Über den österreichischen Markt wird bei den Strategiesitzungen nur
selten gesprochen werden. Der ist für die Italiener ziemlich
uninteressant. Sie haben die HVB gekauft, um das lukrative
Ostgeschäft der BankAustria-Creditanstalt in die Hand zu bekommen.
Die schwer defizitären Deutschland-Aktivitäten der Münchner Bank sind
überhaupt nur Ballast, der durch radikales Abspecken des
Personalstands schnell abgebaut werden soll.
Nüchtern betrachtet wird das einstige Flaggschiff der
österreichischen Bankenszene also demnächst zur Ost-Zentrale der
UniCredit; aus bloßer Tradition wird die Bank auch weiterhin die
Finanzgeschäfte ihrer Kunden zwischen Wien und Bregenz betreuen
dürfen. Wer nach Erich Hampel der nächste Chef der BA-CA wird, ist
offen. Vielleicht wird er aus Wien kommen, vielleicht aus London, aus
Frankfurt oder Mailand. Österreich-Kompetenz wird nicht die
Voraussetzung sein, die er für den Job braucht.
Grundsätzlich ist es für die BankAustria-Creditanstalt besser, die
Tochter einer florierenden italienischen und nicht einer maroden
Münchner Bank zu sein. Insofern sind Spaghetti statt Sauerkraut die
gesündere Kost. Andererseits werden die BA-CA-Aktien bald zum zweiten
Mal und diesmal endgültig vom Kurszettel der Wiener Börse
verschwinden.
Damit bestätigt sich, was die Spatzen längst von den Dächern pfeifen:
Der Zusammenschluss von Länderbank und Zentralsparkasse zur
BankAustria (1991), die nachfolgende Übernahme der Creditanstalt
(1997) und der Verkauf der daraus entstandenen BA-CA an die HVB
(2000) stellen das unrühmlichste Kapitel der österreichischen
Bankengeschichte seit dem Crash der Creditanstalt im Mai 1931 dar.
SPÖ und ÖVP teilen sich ungeachtet gegenseitiger Schuldzuweisungen
die Verantwortung für das Debakel. Manches war nicht vorhersehbar,
als der damalige BA-CA-Chef Gerhard Randa die privatisierte Großbank
vor fünf Jahren nach München verkauft hat.

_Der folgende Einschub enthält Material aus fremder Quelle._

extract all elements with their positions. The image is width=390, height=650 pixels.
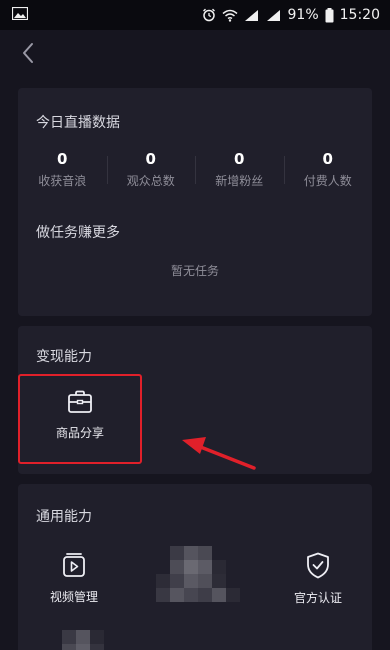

Hätte sich die Politik
nicht ständig eingemischt, wären BankAustria und Creditanstalt aber
trotz mancher "Leichen im Keller" auch unter österreichischer
strategischer Führung nicht bloß lebensfähig, sondern vermutlich auch
erfolgreich gewesen.
Die Moral von der tristen Geschichte: Nachher ist man immer klüger.
Dass aber Privatisierung und Verkauf des Familiensilbers ans Ausland
nicht unbedingt der Weisheit letzter Schluss sein müssen, dürfen
unsere Wirtschaftspolitiker ruhig für die Zukunft mitnehmen.